In a speech at Swarthmore College that year, ecologist Kenneth Watt said, "If present trends continue, the world will be about 4 degrees colder for the global mean temperature in 1990, but 11 degrees colder in the year 2000. This is about twice what it would take to put us into an ice age." And a New York Times editorial proclaimed: "Man must stop pollution and conserve his resources, not merely to enhance existence but to save the race from intolerable deterioration and possible extinction."

Time has not been gentle with these prophecies. Four decades later, the world hasn’t come to an end. Most measures of human welfare show the Earth’s population is better off today than at any other time in human history. Life expectancy is increasing, per-capita income is rising, and the air we breathe and the water we drink are cleaner. And, of course, concerns about climate change have shifted from cooling to warming.

Yet fiction can be more interesting than fact. Paul Ehrlich, a Stanford professor and prominent prophet of population doom, predicted in his 1968 best-seller, The Population Bomb, that the world would have more than seven billion people by 2000, and that "massive famines" would occur soon, "possibly in the 1970s, certainly by the 1980s."

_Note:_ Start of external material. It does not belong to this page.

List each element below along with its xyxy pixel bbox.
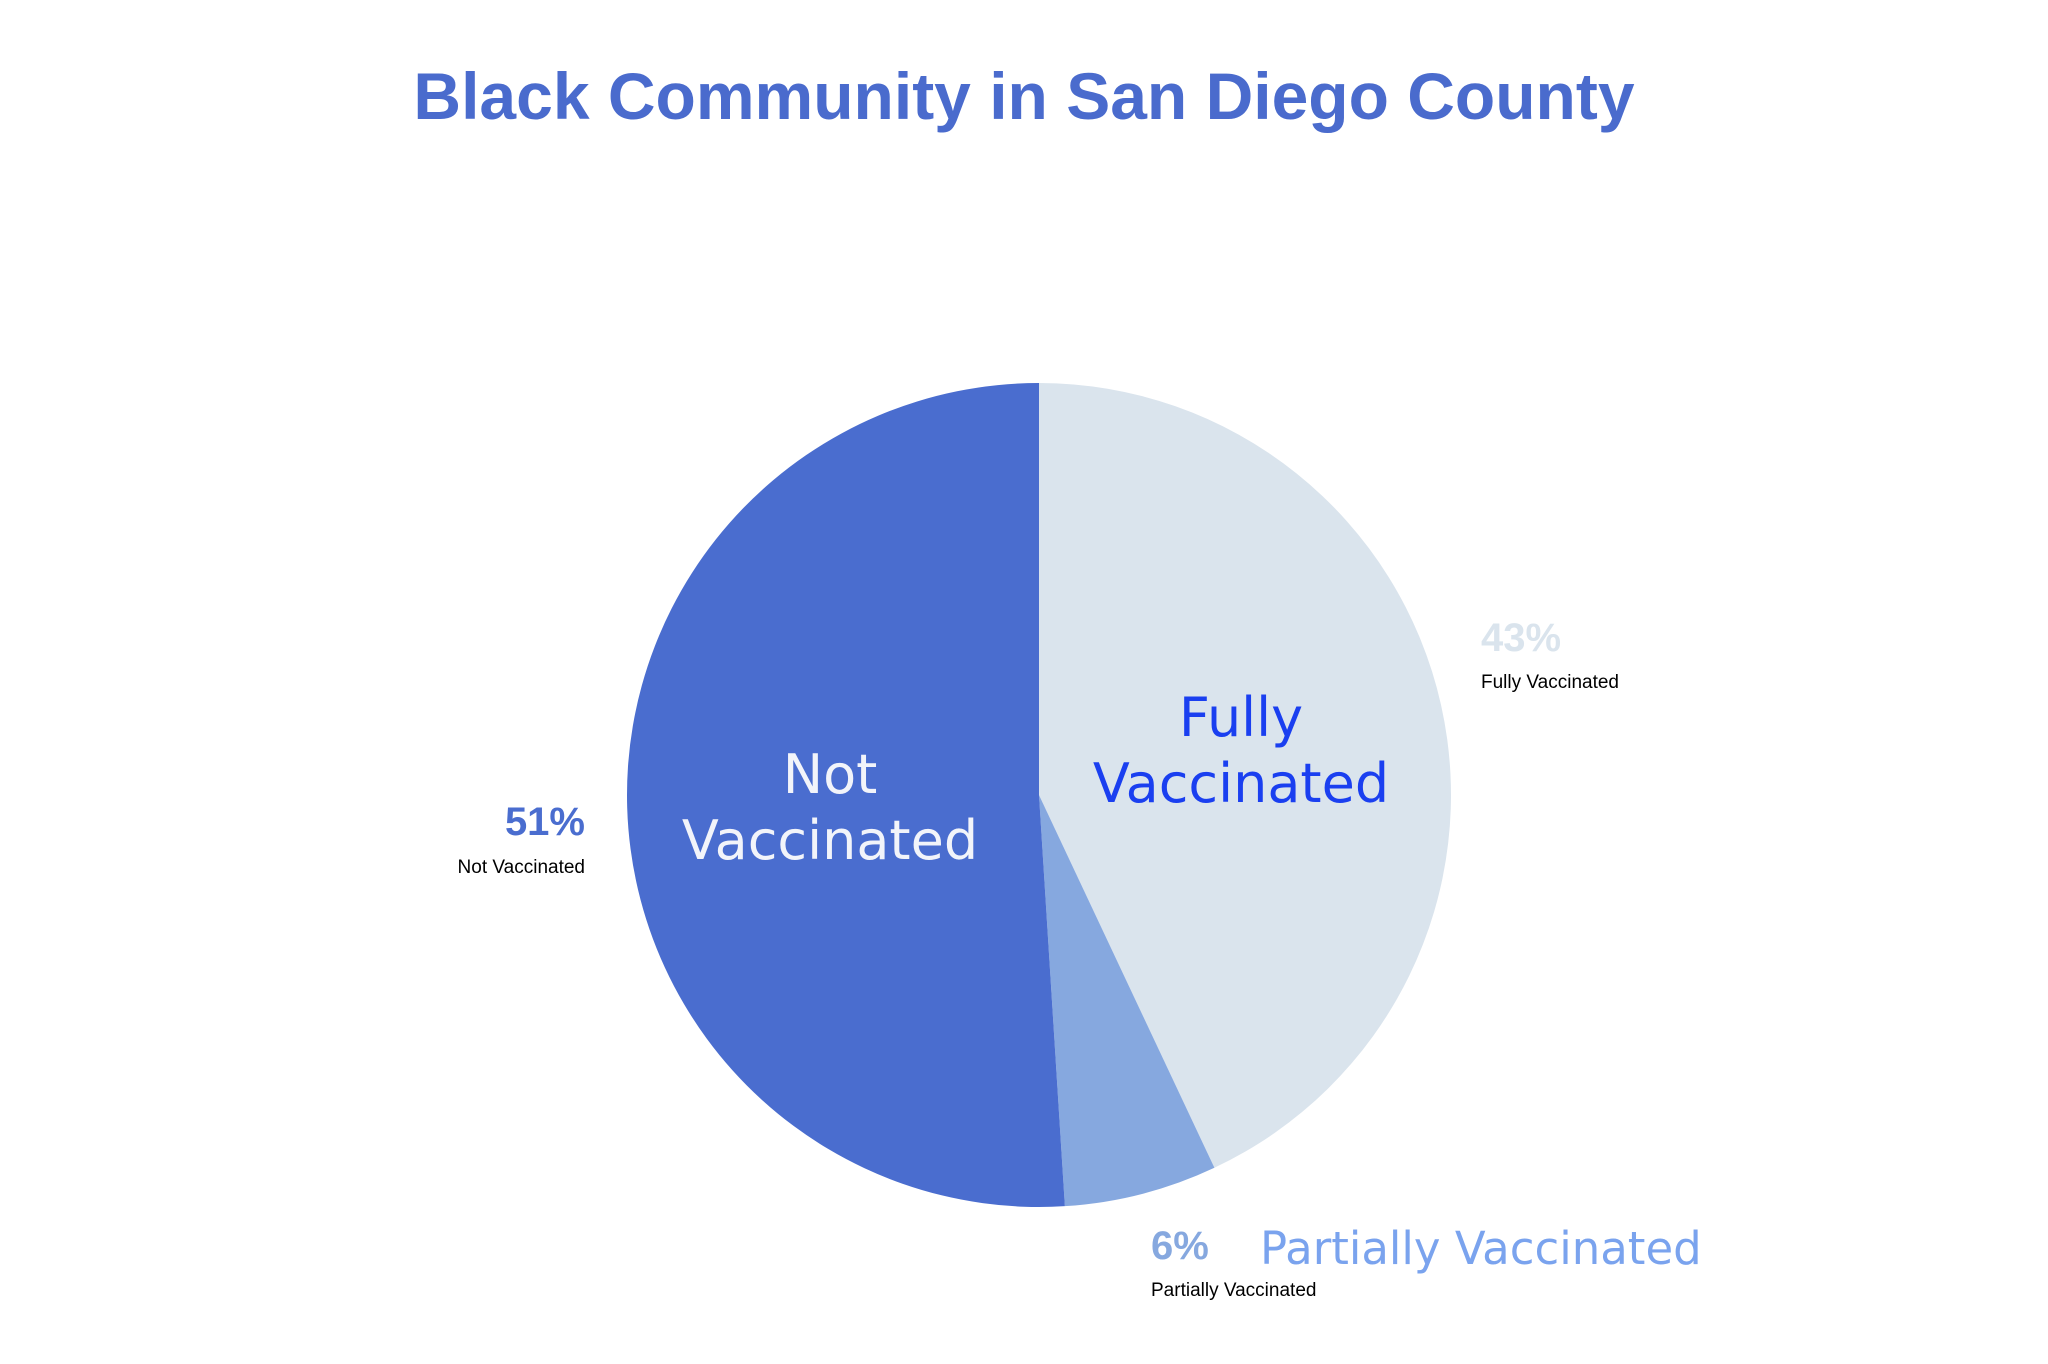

The world’s population in 2000 turned out to be six billion, and fertility rates dropped from about five children per woman in the 1960s to about 2.5 today. While too many people remain hungry, agricultural advances have helped head off massive famines. Even as the world population doubled, per-capita food consumption in poor countries increased from 1,932 to 2,650 calories a day, and malnutrition in those countries fell from 45 percent of the population in 1949 to 18 percent today. Yet Ehrlich continues to make his catastrophic projections, and people continue to buy into them.

This sort of faulty reasoning started some 200 years ago with the writings of Thomas Malthus, who argued that human population growth would run into constraints imposed by fixed natural resources, especially land for food production. But are resources really finite?

Stanford economist Paul Romer said: "Every generation has perceived the limits to growth that finite resources and undesirable side effects would pose if no new recipes or ideas were discovered. And every generation has underestimated the potential for finding new recipes and ideas.

"We consistently fail to grasp how many ideas remain to be discovered. Possibilities do not add up; they multiply."

New ideas and technologies proliferate at a much faster rate than population. They depend on individuals who are free to pursue their own interests and innovate with few constraints.

The trouble with sky-is-falling claims is that they can lead to more government regulation, suffocating the kind of advances that have improved the environment.

The truth is that there’s much to celebrate this Earth Day. One reason to rejoice is that the doomsters have been wrong for 40 years, and they will likely be wrong again.